By Sayyida Bano. Health & Welness Coach
Before your feet touch the floor after a restless night’s sleep, your mind has rushed through a multitude of errands, to-do-lists and daily chores which need to be done. Feeling exhausted at the mere thought of them, you just want to crawl back into bed!
But, you know the kids need waking; lunches need preparing; breakfast demands need to be met; and the school rounds need to be done. You rush downstairs to make your usual route into the kitchen, and turn on the kettle. You go to grab the milk from the fridge, only to discover that your spouse has forgotten to buy it again. “Aargh!” you scream, angrily banging your hand on the kitchen counter-top. “How many times do I need to remind him to buy milk? How am I meant to function without my coffee? The kids won’t have milk for cereal now either!”
A hundred and one thoughts rush through your mind at great speed. You try to compose yourself and manage to get the kids up, dressed, fed and out of the house with regimental precision. This accomplishment helps to elevate your mood. With a few minutes to spare you check on your Facebook posts. “Maybe it will be an okay day in the end,” you say to yourself.
Out to the car you go, with the kids in tow. You turn the car onto your usual path to school, only to discover that the council are doing some emergency road work. There is a stream of traffic built as far as your eye can see! Now, you feel your heart pounding and your head thumping out of sheer frustration.
“I knew it was going to be a bad day,” you think. “After all, it started on a bad foot with the milk! Why can’t he do anything right? He does this all the time! He can’t seem to remember when things need to get done! Why do I have to remind him all the time?”
A barrage of thoughts begin to bombard your mind again, you feel the tension building as if your head was ready to explode. “BE QUIET!” You shout at the children, who abruptly cease bickering about who is going to sit in the front passenger seat on the way back from school.
You pause. Taking a few deep breaths, you realise that your state is certainly not helping the situation. You re-calibrate, looking at the situation for what it is and bringing your consciousness back into the present moment. Then, you decide on the best alternate route to the school.
After all of this, at last you make it home. The morning has been quite the adventure! The school round alone took an extra half an hour, and now you are faced with a barrage of daily chores. There’s the pile of dishes in the sink; the beds that need to be made; the vacuuming to be done; not to mention the dusting and laundry awaiting your attention. You find yourself quickly reverting to autopilot in order to make the tasks seem more bearable.
At last the evening arrives. You sit down with the family for dinner, and enjoy planning a half-term holiday trip to someplace nice. The prospect of something to look forward to after such a busy half-term feels uplifting. Surprisingly, there is little fuss about who needs to help with the clearing and washing up of the dishes. As for you, you are just anticipating some much deserved relaxation, while watching your favourite soap a little later.

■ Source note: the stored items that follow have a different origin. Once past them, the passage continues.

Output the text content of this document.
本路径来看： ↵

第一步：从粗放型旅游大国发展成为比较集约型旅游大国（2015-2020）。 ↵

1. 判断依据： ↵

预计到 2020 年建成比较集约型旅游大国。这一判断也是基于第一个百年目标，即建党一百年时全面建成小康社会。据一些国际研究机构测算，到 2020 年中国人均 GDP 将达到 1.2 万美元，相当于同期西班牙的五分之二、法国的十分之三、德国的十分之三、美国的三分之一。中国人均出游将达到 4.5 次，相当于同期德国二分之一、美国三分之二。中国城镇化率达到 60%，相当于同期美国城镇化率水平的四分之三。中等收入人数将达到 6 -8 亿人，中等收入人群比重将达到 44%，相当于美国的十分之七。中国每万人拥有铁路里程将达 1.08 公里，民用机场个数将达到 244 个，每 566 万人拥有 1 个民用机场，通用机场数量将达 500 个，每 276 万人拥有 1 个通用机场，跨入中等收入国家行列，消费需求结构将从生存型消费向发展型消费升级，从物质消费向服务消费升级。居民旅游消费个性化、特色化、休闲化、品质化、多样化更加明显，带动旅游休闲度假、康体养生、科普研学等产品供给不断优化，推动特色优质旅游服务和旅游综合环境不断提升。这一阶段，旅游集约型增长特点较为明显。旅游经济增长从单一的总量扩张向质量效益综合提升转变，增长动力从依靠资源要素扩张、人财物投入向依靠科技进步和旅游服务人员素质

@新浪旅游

Then your husband reminds you that guests will be coming on Friday evening and will be staying the night as they are passing through town. He forgot to mention it earlier, but says he knew you would be okay with it. You start to complain about how tiring it is for you to manage with kids, the chores and now guests. Your spouse reassures you that he will help with the guests. Instead of helping, this exasperates the situation, as you abruptly remind him, “You can’t do a simple thing of remembering the milk! You expect me to have faith that you’ll help with the guests? Fat chance!”
Annoyed and frustrated, you cancel your plan of watching your soap and instead make your way to bed to have an early night. Exhausted and drained, you slump your head on the pillow. “Tomorrow is Wednesday – Ironing Day,” you remember. You console yourself with the thought that its just a few more weeks before you can go on that much-deserved break. “Perhaps the guests will cancel at the last minute, or their car may break down to prevent them from travelling,” you pray before nodding off.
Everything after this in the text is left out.